I have now left Imperial, so I am moving the April 2017 release of my disaggregated electricity dataset, UK-DALE, from my Imperial FTP server to the UK Energy Research Council’s Energy Data Centre. It will take some time to transfer (it’s 10 TBytes!) but you can already see some of the data on the EDC.

Also, because I am unlikely to be working on energy disaggregation in the foreseeable future, and because it isn’t really practical to store and publish more than 10 TBytes of data without a university’s faster Internet connection, I have stopped recording UK-DALE in my house (House 1). It’s also a little tedious to collect data from a house; and we’re about to do some building work so the plugs and data logger would have been disturbed anyway.

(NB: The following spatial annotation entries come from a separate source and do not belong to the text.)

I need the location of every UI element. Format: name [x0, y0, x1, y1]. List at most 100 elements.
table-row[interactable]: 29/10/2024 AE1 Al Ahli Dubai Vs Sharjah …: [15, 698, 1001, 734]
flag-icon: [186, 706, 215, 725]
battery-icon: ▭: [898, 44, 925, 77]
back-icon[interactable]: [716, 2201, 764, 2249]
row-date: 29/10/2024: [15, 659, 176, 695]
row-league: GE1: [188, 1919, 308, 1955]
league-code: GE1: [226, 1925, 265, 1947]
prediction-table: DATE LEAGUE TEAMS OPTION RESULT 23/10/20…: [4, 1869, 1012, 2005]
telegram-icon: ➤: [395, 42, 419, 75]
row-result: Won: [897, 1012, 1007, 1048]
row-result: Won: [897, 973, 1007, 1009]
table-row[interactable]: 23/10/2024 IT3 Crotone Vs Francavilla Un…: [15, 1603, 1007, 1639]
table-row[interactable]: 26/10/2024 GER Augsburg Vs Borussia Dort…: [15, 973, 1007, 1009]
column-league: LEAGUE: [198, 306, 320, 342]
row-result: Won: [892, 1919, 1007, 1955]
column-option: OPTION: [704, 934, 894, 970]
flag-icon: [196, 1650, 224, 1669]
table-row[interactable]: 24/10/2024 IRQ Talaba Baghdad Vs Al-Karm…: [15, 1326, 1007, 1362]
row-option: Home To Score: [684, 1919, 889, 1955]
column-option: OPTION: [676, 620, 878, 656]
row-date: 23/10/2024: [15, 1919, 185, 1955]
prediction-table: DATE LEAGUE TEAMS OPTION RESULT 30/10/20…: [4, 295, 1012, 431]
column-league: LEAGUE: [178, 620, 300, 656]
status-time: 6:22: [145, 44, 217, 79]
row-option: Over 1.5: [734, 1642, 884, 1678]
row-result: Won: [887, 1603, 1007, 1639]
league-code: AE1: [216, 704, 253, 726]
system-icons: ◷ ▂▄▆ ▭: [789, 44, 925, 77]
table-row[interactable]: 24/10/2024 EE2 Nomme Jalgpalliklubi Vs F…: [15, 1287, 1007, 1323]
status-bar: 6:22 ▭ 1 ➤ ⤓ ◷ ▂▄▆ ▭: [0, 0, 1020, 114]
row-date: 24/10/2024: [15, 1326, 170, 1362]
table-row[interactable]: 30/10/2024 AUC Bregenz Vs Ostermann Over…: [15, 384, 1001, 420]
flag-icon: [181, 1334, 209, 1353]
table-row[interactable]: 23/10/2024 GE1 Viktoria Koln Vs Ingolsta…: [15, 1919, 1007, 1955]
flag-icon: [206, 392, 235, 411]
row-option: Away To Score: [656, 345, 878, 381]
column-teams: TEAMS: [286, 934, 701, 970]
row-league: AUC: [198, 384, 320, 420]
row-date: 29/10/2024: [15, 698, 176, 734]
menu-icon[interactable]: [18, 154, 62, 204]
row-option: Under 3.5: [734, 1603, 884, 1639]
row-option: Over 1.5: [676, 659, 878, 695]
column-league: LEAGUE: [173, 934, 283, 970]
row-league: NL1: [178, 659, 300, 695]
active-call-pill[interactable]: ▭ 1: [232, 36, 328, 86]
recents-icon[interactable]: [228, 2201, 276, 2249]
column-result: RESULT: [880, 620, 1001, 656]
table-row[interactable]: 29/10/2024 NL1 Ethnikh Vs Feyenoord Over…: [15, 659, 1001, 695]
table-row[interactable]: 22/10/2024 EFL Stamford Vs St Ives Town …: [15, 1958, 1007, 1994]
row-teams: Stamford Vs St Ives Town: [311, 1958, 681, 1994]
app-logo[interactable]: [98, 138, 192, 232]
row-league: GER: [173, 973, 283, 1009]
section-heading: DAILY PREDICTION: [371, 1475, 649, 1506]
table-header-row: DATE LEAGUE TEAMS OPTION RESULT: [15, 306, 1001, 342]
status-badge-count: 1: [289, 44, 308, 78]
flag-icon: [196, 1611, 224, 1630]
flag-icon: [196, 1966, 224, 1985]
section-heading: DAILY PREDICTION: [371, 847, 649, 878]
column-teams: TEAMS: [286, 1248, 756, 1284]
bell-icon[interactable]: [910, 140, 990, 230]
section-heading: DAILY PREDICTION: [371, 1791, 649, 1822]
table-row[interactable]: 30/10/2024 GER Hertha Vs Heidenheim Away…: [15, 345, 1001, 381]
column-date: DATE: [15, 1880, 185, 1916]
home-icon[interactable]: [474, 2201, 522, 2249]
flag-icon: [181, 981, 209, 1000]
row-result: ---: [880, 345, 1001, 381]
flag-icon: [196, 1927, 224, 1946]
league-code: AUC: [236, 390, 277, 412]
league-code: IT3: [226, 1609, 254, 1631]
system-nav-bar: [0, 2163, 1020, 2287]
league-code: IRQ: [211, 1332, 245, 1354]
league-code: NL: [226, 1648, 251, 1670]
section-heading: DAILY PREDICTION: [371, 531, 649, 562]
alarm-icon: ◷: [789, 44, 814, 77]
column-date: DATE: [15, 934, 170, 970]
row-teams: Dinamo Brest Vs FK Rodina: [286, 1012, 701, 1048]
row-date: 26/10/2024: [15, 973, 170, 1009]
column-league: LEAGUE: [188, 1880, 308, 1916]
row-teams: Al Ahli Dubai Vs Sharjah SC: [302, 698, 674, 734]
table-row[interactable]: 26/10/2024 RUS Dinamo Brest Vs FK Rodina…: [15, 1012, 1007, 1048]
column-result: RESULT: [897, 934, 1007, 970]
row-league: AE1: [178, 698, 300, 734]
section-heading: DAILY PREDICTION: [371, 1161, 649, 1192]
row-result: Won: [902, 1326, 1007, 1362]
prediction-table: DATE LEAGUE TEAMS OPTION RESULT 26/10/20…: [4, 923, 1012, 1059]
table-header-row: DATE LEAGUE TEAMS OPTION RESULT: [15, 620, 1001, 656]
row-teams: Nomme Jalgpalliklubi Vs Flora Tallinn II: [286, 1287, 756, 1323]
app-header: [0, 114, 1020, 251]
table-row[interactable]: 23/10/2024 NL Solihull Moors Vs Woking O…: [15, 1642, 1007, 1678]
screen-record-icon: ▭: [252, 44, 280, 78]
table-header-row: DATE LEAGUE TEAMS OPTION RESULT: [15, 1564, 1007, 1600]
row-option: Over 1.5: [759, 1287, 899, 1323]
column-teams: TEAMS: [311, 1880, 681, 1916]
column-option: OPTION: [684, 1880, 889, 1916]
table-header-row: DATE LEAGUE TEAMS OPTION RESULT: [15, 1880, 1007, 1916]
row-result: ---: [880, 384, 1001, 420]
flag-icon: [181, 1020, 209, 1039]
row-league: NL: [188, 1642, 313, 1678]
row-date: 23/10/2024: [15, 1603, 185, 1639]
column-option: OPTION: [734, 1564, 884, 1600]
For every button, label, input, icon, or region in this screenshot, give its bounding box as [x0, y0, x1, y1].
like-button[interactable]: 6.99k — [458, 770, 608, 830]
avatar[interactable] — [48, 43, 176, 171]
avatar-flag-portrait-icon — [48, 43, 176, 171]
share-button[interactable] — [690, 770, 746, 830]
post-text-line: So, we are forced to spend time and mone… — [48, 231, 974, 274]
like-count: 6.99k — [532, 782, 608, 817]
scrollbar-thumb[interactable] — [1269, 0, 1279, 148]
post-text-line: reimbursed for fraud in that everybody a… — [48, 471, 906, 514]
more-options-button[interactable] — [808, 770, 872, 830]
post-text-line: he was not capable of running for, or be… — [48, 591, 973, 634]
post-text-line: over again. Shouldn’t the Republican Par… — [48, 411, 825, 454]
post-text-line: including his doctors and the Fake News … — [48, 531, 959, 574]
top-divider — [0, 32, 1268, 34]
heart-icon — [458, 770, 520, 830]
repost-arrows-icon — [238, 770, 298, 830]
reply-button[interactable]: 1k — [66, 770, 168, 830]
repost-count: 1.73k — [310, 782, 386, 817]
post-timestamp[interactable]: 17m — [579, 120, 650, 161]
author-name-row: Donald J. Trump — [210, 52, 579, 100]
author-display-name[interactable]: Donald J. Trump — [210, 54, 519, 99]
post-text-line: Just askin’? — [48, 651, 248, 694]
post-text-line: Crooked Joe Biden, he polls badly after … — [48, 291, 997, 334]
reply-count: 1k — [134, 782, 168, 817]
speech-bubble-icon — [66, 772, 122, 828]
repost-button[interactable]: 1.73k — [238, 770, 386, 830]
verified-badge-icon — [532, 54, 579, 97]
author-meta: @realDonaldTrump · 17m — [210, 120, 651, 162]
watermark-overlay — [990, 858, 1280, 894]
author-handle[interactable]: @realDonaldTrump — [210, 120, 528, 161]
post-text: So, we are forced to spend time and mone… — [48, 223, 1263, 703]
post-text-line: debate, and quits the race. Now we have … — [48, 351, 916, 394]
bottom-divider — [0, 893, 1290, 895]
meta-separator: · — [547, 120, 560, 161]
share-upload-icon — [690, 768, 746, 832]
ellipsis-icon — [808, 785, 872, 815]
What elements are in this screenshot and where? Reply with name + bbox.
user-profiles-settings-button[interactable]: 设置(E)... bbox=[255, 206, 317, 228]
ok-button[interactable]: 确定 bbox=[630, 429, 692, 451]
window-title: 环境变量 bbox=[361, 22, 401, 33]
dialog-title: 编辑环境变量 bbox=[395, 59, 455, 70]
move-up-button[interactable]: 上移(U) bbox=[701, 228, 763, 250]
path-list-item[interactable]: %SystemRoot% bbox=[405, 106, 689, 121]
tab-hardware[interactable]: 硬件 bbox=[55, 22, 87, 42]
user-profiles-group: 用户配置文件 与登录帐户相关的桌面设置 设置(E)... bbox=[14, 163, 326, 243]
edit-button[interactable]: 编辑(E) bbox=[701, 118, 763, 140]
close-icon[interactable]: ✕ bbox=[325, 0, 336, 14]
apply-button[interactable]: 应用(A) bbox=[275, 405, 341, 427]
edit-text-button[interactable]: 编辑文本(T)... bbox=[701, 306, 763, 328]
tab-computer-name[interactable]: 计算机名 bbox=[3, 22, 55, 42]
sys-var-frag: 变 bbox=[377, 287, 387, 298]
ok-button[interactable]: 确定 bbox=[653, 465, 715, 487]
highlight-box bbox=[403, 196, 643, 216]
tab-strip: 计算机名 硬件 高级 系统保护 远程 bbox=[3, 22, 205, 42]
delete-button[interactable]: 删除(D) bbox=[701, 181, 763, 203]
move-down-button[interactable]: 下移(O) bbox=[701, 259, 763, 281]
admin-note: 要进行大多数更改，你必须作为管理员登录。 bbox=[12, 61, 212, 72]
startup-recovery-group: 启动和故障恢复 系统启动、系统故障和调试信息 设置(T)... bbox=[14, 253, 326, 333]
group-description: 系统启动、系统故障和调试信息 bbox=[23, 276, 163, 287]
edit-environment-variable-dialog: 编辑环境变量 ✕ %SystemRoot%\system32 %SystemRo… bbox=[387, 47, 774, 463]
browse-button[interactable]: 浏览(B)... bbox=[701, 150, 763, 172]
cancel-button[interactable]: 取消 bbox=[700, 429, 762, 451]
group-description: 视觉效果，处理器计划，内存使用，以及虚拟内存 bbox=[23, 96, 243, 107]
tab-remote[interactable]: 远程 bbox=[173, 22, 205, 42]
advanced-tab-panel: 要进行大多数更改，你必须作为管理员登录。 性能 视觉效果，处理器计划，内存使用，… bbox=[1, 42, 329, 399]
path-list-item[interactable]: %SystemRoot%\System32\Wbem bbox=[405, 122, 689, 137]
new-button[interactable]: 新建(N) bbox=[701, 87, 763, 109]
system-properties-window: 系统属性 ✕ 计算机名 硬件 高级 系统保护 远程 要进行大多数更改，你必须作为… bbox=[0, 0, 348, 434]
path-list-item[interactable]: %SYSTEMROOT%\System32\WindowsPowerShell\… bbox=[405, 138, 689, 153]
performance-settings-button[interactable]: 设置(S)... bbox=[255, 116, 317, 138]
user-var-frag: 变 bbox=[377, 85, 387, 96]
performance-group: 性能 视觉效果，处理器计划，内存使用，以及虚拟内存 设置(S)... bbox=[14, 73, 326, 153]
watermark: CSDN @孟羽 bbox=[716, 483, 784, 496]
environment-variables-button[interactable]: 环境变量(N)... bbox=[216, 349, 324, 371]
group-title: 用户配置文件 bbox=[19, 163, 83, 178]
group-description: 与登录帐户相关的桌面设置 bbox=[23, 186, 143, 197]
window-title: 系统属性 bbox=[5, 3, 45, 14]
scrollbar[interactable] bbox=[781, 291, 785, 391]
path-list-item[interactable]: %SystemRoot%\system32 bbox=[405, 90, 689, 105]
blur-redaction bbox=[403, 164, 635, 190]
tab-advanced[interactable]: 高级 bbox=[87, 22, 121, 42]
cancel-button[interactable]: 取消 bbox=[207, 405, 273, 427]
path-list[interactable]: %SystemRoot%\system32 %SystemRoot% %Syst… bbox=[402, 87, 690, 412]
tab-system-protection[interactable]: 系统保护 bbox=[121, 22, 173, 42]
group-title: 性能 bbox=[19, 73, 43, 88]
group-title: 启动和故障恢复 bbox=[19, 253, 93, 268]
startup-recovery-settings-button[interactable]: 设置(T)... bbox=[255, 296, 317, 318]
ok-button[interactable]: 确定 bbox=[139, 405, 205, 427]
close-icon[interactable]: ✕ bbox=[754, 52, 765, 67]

So the April 2017 update will be the last update of UK-DALE! I felt a little sad taking it all apart; I really enjoyed engineering the data collection system.

On the up-side, removing the data collection system will probably - and somewhat ironically - reduce our home’s energy consumption (because the plugs and data logger constantly draw power)! With all the individual appliance monitors (IAM) connected, our power demand never dropped below 145.3 VA (apparent), 108.6 W (active) (as measured by my sound-card-power-meter). After unplugging all but one IAM, our minimum power demand dropped to 112.2 VA (apparent), 84.1 W (active). And, after disconnecting the data logger, that should drop by another 14 W (12 W for the PC, 2 W for the IAM connected to the PC)! So that’s a total drop of 38.5 W (active) that was constantly being drawn: an energy saving of 0.9 kWh per day! Subtracting the energy consumed by the IAMs, UK-DALE House 1 actually submetered about 87% of the home’s energy consumption, not 80% as stated in Table 1 of our UK-DALE paper.